As a fan of Richard Donner and an armchair archaeologist, I was hoping that the big budget adaptation of Michael Crichton’s time travel novel would, at the very least, provide some mindless entertainment for two hours. Adaptations of Crichton’s canon have ranged from good (Jurassic Park), to bad (Sphere), to unwatchable (The 13th Warrior). Sadly, most have been of the later two categories, and Timeline is no exception.
The plot itself is moderately promising. As the film opens, a team of young archaeologists is working on an excavation site in France under the tutelage of Professor Edward Johnston (Billy Connolly). Along for the ride is the professor’s son (Paul Walker), who is more interested in romancing one of the diggers (Frances O’Conner) than actually finding anything. Growing suspicious of the source of the project’s funding, Johnston heads to New Mexico to meet with the financier (David Thewlis). No sooner is the professor gone than the students make a truly fascinating find–a chamber that has been sealed for 600 years.
Inside, they discover two items that shouldn’t be there: a bifocal lens and a scrawled plea, dated April 2, 1357, from Professor Johnston. At first, the team assumes the find is a joke, despite the fact that such a trick would be out of character for their teacher. But when carbon dating proves that the parchment is in fact 650 years old, the students head back to the states, where they find that ITC, the dig’s benefactor, has created a time machine.

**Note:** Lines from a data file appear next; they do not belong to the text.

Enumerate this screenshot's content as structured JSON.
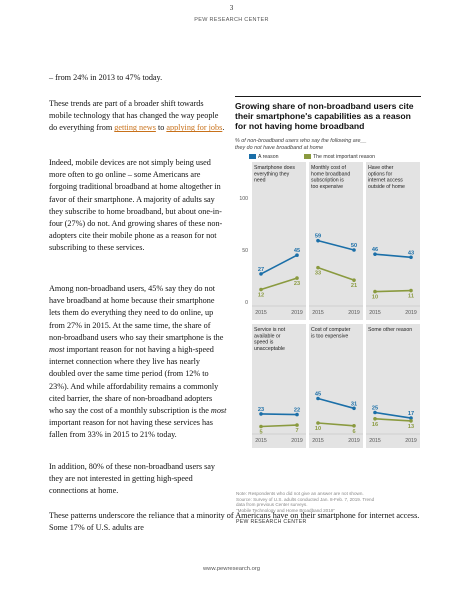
{
  "page": {
    "number": "3",
    "header": "PEW RESEARCH CENTER",
    "footer_url": "www.pewresearch.org"
  },
  "body": {
    "line1": "– from 24% in 2013 to 47% today.",
    "para1_pre": "These trends are part of a broader shift towards mobile technology that has changed the way people do everything from ",
    "para1_link1": "getting news",
    "para1_mid": " to ",
    "para1_link2": "applying for jobs",
    "para1_post": ".",
    "para2": "Indeed, mobile devices are not simply being used more often to go online – some Americans are forgoing traditional broadband at home altogether in favor of their smartphone. A majority of adults say they subscribe to home broadband, but about one-in-four (27%) do not. And growing shares of these non-adopters cite their mobile phone as a reason for not subscribing to these services.",
    "para3_a": "Among non-broadband users, 45% say they do not have broadband at home because their smartphone lets them do everything they need to do online, up from 27% in 2015. At the same time, the share of non-broadband users who say their smartphone is the ",
    "para3_em1": "most",
    "para3_b": " important reason for not having a high-speed internet connection where they live has nearly doubled over the same time period (from 12% to 23%). And while affordability remains a commonly cited barrier, the share of non-broadband adopters who say the cost of a monthly subscription is the ",
    "para3_em2": "most",
    "para3_c": " important reason for not having these services has fallen from 33% in 2015 to 21% today.",
    "para4": "In addition, 80% of these non-broadband users say they are not interested in getting high-speed connections at home.",
    "para5": "These patterns underscore the reliance that a minority of Americans have on their smartphone for internet access. Some 17% of U.S. adults are"
  },
  "chart": {
    "title": "Growing share of non-broadband users cite their smartphone's capabilities as a reason for not having home broadband",
    "subtitle_line1": "% of non-broadband users who say the following are__",
    "subtitle_line2": "they do not have broadband at home",
    "legend": {
      "a_reason": "A reason",
      "most_important": "The most important reason"
    },
    "colors": {
      "a_reason": "#1b6fa8",
      "most_important": "#8a9a3f",
      "panel_bg": "#e3e3e3"
    },
    "note_line1": "Note: Respondents who did not give an answer are not shown.",
    "note_line2": "Source: Survey of U.S. adults conducted Jan. 8-Feb. 7, 2019. Trend",
    "note_line3": "data from previous Center surveys.",
    "note_line4": "\"Mobile Technology and Home Broadband 2019\"",
    "brand": "PEW RESEARCH CENTER"
  },
  "chart_data": {
    "type": "line",
    "x": [
      "2015",
      "2019"
    ],
    "ylim": [
      0,
      100
    ],
    "yticks": [
      "0",
      "50",
      "100"
    ],
    "panels": [
      {
        "label": "Smartphone does everything they need",
        "series": [
          {
            "name": "A reason",
            "values": [
              27,
              45
            ]
          },
          {
            "name": "The most important reason",
            "values": [
              12,
              23
            ]
          }
        ]
      },
      {
        "label": "Monthly cost of home broadband subscription is too expensive",
        "series": [
          {
            "name": "A reason",
            "values": [
              59,
              50
            ]
          },
          {
            "name": "The most important reason",
            "values": [
              33,
              21
            ]
          }
        ]
      },
      {
        "label": "Have other options for internet access outside of home",
        "series": [
          {
            "name": "A reason",
            "values": [
              46,
              43
            ]
          },
          {
            "name": "The most important reason",
            "values": [
              10,
              11
            ]
          }
        ]
      },
      {
        "label": "Service is not available or speed is unacceptable",
        "series": [
          {
            "name": "A reason",
            "values": [
              23,
              22
            ]
          },
          {
            "name": "The most important reason",
            "values": [
              5,
              7
            ]
          }
        ]
      },
      {
        "label": "Cost of computer is too expensive",
        "series": [
          {
            "name": "A reason",
            "values": [
              45,
              31
            ]
          },
          {
            "name": "The most important reason",
            "values": [
              10,
              6
            ]
          }
        ]
      },
      {
        "label": "Some other reason",
        "series": [
          {
            "name": "A reason",
            "values": [
              25,
              17
            ]
          },
          {
            "name": "The most important reason",
            "values": [
              16,
              13
            ]
          }
        ]
      }
    ]
  }
}
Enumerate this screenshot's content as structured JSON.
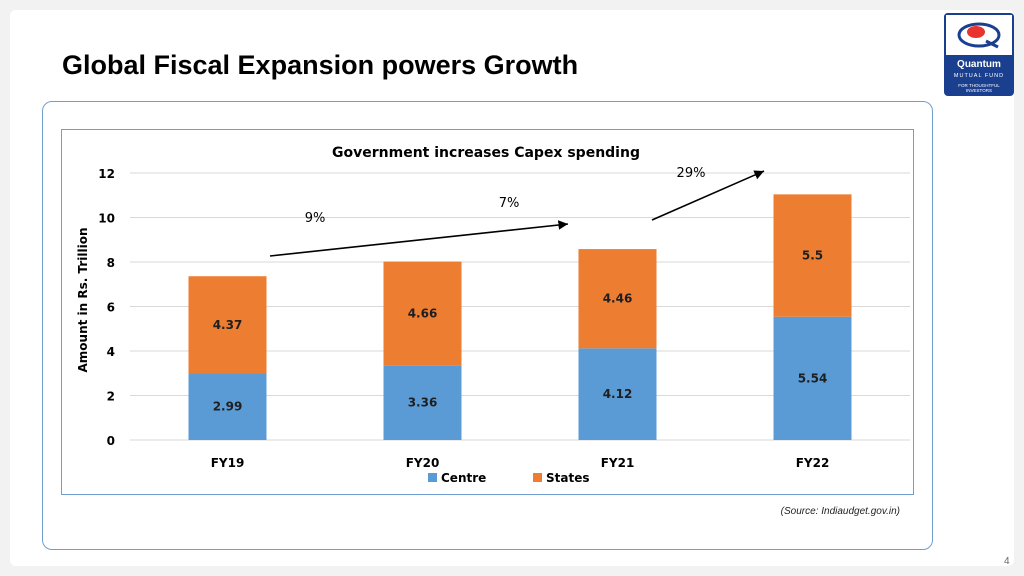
{
  "slide": {
    "title": "Global Fiscal Expansion powers Growth",
    "source": "(Source: Indiaudget.gov.in)",
    "page_number": "4"
  },
  "logo": {
    "name": "Quantum",
    "sub": "MUTUAL FUND",
    "tagline_1": "FOR THOUGHTFUL",
    "tagline_2": "INVESTORS",
    "colors": {
      "navy": "#1b3f8f",
      "red": "#e8342e"
    }
  },
  "chart_data": {
    "type": "bar",
    "stacked": true,
    "title": "Government increases Capex spending",
    "xlabel": "",
    "ylabel": "Amount in Rs. Trillion",
    "ylim": [
      0,
      12
    ],
    "yticks": [
      0,
      2,
      4,
      6,
      8,
      10,
      12
    ],
    "grid": true,
    "legend_position": "bottom",
    "categories": [
      "FY19",
      "FY20",
      "FY21",
      "FY22"
    ],
    "series": [
      {
        "name": "Centre",
        "values": [
          2.99,
          3.36,
          4.12,
          5.54
        ],
        "color": "#5b9bd5"
      },
      {
        "name": "States",
        "values": [
          4.37,
          4.66,
          4.46,
          5.5
        ],
        "color": "#ed7d31"
      }
    ],
    "annotations": [
      {
        "text": "9%"
      },
      {
        "text": "7%"
      },
      {
        "text": "29%"
      }
    ]
  }
}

Initially intended to move items from place to place (and, hence, put FedEx and UPS out of business), ITC’s machine actually moves items through time. In fact, can also move people through time and, in this case, has sent Professor Johnston back to 1357. Naturally, his students are sent to rescue him.
The film progresses through a continuingly more improbably series of events, culminating in a hackneyed ending that sorely disappoints. While Crichton’s original novel was not his best, screenwriters Jeff Maguire and George Nofli have done what they can to excise any character development or motivation from the film. The characters are so one-dimensional and unlikable that when they start to get picked off one by one, you can’t help but root for the 14th century English knights to finish off the lot of them.
Wooden dialogue gets no help from Paul Walker’s even more wooden acting. The only “star” in the film, he seems less like a leading man and more like comic relief, particularly in moments when he’s required to speak. The chemistry between him and O’Conner is absolutely nil, making the romantic undercurrent for naught. A subplot involving one of the other time travelers and a French noblewoman fares little better, even though the entire thematic crux of the movie rests upon the outcome of their relationship. Billy Connolly provides one of the few bright spots, though his screen time is minimal compared to that of the other, younger actors.
The battle sequences are uninspiring and the final set piece, a castle siege, is yawn inducing. While the producers may have been relying on explosions and sword fights rather than acting or ploy to sell the film, the effects team didn’t bring much to the table. Even the time travel effects, seen only twice, look as if they could have been done on a reasonably well equipped home PC.
As a director, Donner appears simply to be going through the motions with Timeline. What could have at least been a moderately engaging, if mindless, ride turns into a complete dud of a movie without even a bit of humor or intensity.
The print quality, presented in widescreen anamorphic, is decent, though not spectacular. Sounds is available in standard stereo, Dolby 2.0, and Dolby 5.1. The later option is almost obnoxiously loud, with frequent and excessive use of the rear channels likely to rattle some viewers.
The features are relatively sparse, consisting only of three brief documentaries that provide little to no insight into the film or its background. No doubt the filmmakers wanted nothing more than to wash their hands of the whole big mess once it was over and done with.